28 Peter began to say to him, “Look, we have left everything and followed you.” 29 Jesus said, “Truly I tell you, there is no one who has left house or brothers or sisters or mother or father or children or fields, for my sake and for the sake of the good news, 30 who will not receive a hundredfold now in this age–houses, brothers and sisters, mothers and children, and fields with persecutions–and in the age to come eternal life. 31 But many who are first will be last, and the last will be first.”

  • What “one thing” (v. 21) did the man lack?
  • Why might it be harder for people of wealth to enter the kingdom of God?
  • How might someone of wealth give up their wealth figuratively versus literally?
  • How would one go about helping  people of wealth be free of the spiritual burden of having it? 
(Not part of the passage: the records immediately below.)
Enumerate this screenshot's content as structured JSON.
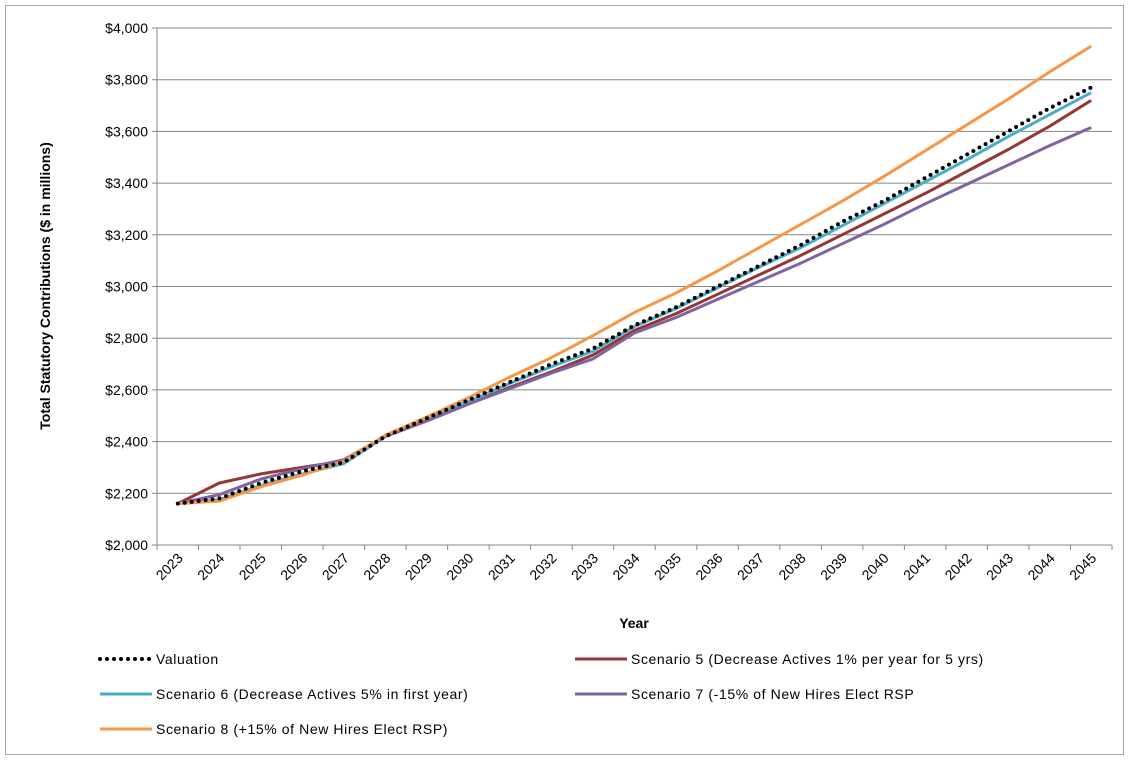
{
  "chart_data": {
    "type": "line",
    "title": "",
    "xlabel": "Year",
    "ylabel": "Total Statutory Contributions ($ in millions)",
    "x": [
      "2023",
      "2024",
      "2025",
      "2026",
      "2027",
      "2028",
      "2029",
      "2030",
      "2031",
      "2032",
      "2033",
      "2034",
      "2035",
      "2036",
      "2037",
      "2038",
      "2039",
      "2040",
      "2041",
      "2042",
      "2043",
      "2044",
      "2045"
    ],
    "ylim": [
      2000,
      4000
    ],
    "yticks": [
      {
        "value": 2000,
        "label": "$2,000"
      },
      {
        "value": 2200,
        "label": "$2,200"
      },
      {
        "value": 2400,
        "label": "$2,400"
      },
      {
        "value": 2600,
        "label": "$2,600"
      },
      {
        "value": 2800,
        "label": "$2,800"
      },
      {
        "value": 3000,
        "label": "$3,000"
      },
      {
        "value": 3200,
        "label": "$3,200"
      },
      {
        "value": 3400,
        "label": "$3,400"
      },
      {
        "value": 3600,
        "label": "$3,600"
      },
      {
        "value": 3800,
        "label": "$3,800"
      },
      {
        "value": 4000,
        "label": "$4,000"
      }
    ],
    "grid": "horizontal",
    "legend_position": "bottom",
    "series": [
      {
        "name": "Valuation",
        "color": "#000000",
        "style": "dotted",
        "values": [
          2160,
          2180,
          2240,
          2285,
          2320,
          2420,
          2490,
          2560,
          2630,
          2700,
          2760,
          2850,
          2920,
          3000,
          3080,
          3160,
          3250,
          3330,
          3420,
          3510,
          3600,
          3690,
          3770
        ]
      },
      {
        "name": "Scenario 5 (Decrease Actives 1% per year for 5 yrs)",
        "color": "#953735",
        "style": "solid",
        "values": [
          2160,
          2240,
          2275,
          2300,
          2325,
          2420,
          2480,
          2545,
          2610,
          2670,
          2735,
          2830,
          2895,
          2970,
          3045,
          3120,
          3200,
          3280,
          3360,
          3445,
          3530,
          3620,
          3720
        ]
      },
      {
        "name": "Scenario 6 (Decrease Actives 5% in first year)",
        "color": "#4bacc6",
        "style": "solid",
        "values": [
          2160,
          2175,
          2230,
          2275,
          2315,
          2420,
          2490,
          2555,
          2625,
          2690,
          2750,
          2845,
          2915,
          2995,
          3075,
          3150,
          3235,
          3320,
          3405,
          3490,
          3580,
          3665,
          3750
        ]
      },
      {
        "name": "Scenario 7 (-15% of New Hires Elect RSP",
        "color": "#8064a2",
        "style": "solid",
        "values": [
          2160,
          2195,
          2255,
          2295,
          2330,
          2420,
          2480,
          2545,
          2605,
          2665,
          2720,
          2820,
          2880,
          2950,
          3020,
          3090,
          3165,
          3240,
          3320,
          3395,
          3470,
          3545,
          3615
        ]
      },
      {
        "name": "Scenario 8 (+15% of New Hires Elect RSP)",
        "color": "#f79646",
        "style": "solid",
        "values": [
          2160,
          2170,
          2225,
          2270,
          2325,
          2425,
          2495,
          2570,
          2650,
          2725,
          2810,
          2900,
          2975,
          3060,
          3150,
          3240,
          3330,
          3425,
          3525,
          3625,
          3725,
          3830,
          3930
        ]
      }
    ]
  }
}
By any measure, the people of the United States are rich – relative to most of our neighbors in the world.  Our  ordinary lives experience advantages that others can only dream about.  The difficulty that this wealth creates is that it can – and typically does – become a cushion that shields us from the hardships of life that are normally required to shape our moral framework.  We have the luxury of deferring hard decisions or digesting painful deprivations that are more prevalent in the lives of our global neighbors.
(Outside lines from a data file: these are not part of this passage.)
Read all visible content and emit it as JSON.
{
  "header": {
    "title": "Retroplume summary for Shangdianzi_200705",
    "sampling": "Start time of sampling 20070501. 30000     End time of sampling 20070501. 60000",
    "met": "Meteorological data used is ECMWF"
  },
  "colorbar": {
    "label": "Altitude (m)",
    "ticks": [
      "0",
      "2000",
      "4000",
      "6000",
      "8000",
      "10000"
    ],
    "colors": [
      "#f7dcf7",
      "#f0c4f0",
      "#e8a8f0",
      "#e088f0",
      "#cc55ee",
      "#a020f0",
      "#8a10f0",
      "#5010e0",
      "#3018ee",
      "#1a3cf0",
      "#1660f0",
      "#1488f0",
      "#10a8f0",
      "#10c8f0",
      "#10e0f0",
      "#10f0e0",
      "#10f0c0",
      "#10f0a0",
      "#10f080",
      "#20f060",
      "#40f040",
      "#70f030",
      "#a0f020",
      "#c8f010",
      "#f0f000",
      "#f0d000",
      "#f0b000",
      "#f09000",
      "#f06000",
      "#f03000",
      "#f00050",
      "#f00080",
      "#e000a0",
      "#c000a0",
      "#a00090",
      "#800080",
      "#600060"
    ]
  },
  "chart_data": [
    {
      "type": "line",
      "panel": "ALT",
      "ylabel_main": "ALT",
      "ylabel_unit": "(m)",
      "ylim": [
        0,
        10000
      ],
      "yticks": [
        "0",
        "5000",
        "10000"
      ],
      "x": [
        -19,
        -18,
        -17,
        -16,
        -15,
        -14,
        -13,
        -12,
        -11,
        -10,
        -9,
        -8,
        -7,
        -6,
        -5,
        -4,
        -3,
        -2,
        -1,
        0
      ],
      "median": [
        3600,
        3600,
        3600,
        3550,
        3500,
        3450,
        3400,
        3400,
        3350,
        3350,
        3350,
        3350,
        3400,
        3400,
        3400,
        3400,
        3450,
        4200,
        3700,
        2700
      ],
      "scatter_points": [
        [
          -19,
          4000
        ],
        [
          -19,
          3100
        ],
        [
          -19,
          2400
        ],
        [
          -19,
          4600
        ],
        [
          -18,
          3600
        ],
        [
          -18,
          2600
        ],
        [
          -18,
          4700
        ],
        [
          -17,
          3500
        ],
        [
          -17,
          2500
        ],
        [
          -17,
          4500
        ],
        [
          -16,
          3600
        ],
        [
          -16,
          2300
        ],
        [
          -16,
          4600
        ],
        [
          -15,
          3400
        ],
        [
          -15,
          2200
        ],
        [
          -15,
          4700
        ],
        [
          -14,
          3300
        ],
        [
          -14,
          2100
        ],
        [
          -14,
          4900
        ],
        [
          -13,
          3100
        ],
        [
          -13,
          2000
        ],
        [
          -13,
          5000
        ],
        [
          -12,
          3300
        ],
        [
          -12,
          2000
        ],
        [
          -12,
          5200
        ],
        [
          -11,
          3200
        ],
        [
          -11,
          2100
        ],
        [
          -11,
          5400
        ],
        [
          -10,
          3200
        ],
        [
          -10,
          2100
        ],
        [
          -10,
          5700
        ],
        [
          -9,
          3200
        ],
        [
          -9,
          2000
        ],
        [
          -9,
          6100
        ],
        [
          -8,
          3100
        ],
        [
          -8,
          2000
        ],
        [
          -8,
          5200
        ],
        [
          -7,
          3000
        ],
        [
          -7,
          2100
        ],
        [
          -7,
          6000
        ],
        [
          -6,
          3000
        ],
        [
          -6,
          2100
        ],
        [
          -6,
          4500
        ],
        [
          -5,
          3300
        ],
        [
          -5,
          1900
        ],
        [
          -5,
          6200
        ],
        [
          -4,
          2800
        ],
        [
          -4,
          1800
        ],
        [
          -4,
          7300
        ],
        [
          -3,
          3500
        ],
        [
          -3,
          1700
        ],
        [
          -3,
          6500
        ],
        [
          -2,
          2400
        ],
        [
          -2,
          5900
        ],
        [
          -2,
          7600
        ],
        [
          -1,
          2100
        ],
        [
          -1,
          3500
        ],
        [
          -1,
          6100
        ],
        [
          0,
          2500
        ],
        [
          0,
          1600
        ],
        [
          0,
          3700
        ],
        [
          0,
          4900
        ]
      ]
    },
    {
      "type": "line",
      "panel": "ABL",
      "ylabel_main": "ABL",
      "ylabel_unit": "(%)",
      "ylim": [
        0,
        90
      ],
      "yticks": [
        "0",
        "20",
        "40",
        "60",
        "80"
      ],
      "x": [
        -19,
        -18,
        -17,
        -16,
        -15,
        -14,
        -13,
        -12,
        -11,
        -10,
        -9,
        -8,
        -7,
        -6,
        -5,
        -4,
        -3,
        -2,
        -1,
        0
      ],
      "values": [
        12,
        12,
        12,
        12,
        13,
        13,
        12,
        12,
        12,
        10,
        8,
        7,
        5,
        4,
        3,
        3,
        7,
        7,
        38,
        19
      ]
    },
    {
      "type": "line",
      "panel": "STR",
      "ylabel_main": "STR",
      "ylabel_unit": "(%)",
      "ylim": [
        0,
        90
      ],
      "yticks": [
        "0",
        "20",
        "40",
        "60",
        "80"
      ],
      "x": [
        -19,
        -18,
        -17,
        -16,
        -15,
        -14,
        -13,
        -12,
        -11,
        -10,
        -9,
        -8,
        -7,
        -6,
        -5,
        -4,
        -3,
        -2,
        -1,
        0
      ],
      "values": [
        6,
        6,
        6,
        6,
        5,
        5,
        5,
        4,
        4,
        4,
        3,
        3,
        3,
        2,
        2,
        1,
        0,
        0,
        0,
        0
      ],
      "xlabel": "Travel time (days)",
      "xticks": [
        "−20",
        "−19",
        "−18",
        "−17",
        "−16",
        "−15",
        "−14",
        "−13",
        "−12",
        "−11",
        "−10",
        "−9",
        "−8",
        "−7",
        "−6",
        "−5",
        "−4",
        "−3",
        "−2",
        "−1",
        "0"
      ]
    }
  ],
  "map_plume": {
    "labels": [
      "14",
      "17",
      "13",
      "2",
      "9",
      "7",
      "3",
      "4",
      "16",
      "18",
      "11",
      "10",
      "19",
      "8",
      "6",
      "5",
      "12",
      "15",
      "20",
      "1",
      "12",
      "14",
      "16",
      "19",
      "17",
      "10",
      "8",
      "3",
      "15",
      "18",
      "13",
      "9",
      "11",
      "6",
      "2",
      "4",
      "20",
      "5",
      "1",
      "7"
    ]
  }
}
In fact, wealth should probably be defined more carefully to include finding meaning in life versus the typical interpretation of dollars.  Who are the wealthy?  Those who have found meaning in their lives – regardless of how much money they have.

So how do you get to the mental place where you are truly not impacted by money such that your definition of self is not affected by it one way or the other?  A few things come to mind.
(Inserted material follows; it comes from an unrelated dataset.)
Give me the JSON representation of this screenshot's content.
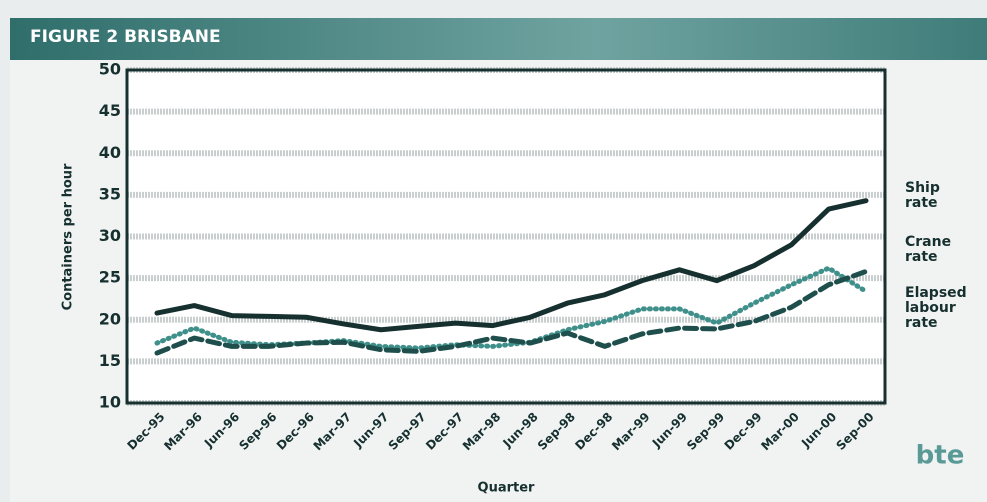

First, think about your faith.  At the end of the day, our relationship with God is really all that we have.  Our bodies and all earthly possessions are only temporary – we rent, but don’t own.  If you truly believe this, then ask yourself the following question.  Have (and are) you investing enough time in building a strong relationship with God?

Second, faith becomes reality by living it in a community.  We are shaped and tempered by our relationships with other people.  The degree of substance in a relationship does not depend on money – and perhaps money and relationships are negatively correlated.  (That is to say that when money is part of the relationship, chances are the relationship is more shallow).  If questioned about who you are, would those around you support the perception that you are committed to them with genuine concern and integrity?  Do you really listen to hear the words of people’s hearts when they talk to you?  Or is your mind so preoccupied that you find yourself not really listening?

Third, do you make contributions of money, time, or talent to help others?  A gift of yourself to someone who needs help is faith in action.  Doing so can teach you something about yourself. 

Fourth, establish a routine for self examination.  Either a regular attendance of church services, or reading of scriptures, or at least taking time each week for contemplation on what is important.  Asking yourself challenging questions has personally been helpful to me.

Fifth, recognize and learn to value the strength of humility.  The etymology of the word comes from Latin “humus”, the word for earth (“dust to dust” comes to mind).  While some see humility as a sign of weakness, I believe it to be the trait of those who realize the potential of power and wealth to corrupt.  People of strength and humility have learned to view themselves (i.e., personal values  and moral framework) without the potential corruption from power and wealth.

May God help us live the truth of who we are and continue to seek peace and comfort in His presence.

Quotes for Today:

Never work just for money or for power. They won’t save your soul or help you sleep at night.

Marian Wright Edelman

We make a living by what we get, but we make a life by what we give. 

Winston Churchill 

With courage you will dare to take risks, have the strength to be compassionate, and the wisdom to be humble. Courage is the foundation of integrity.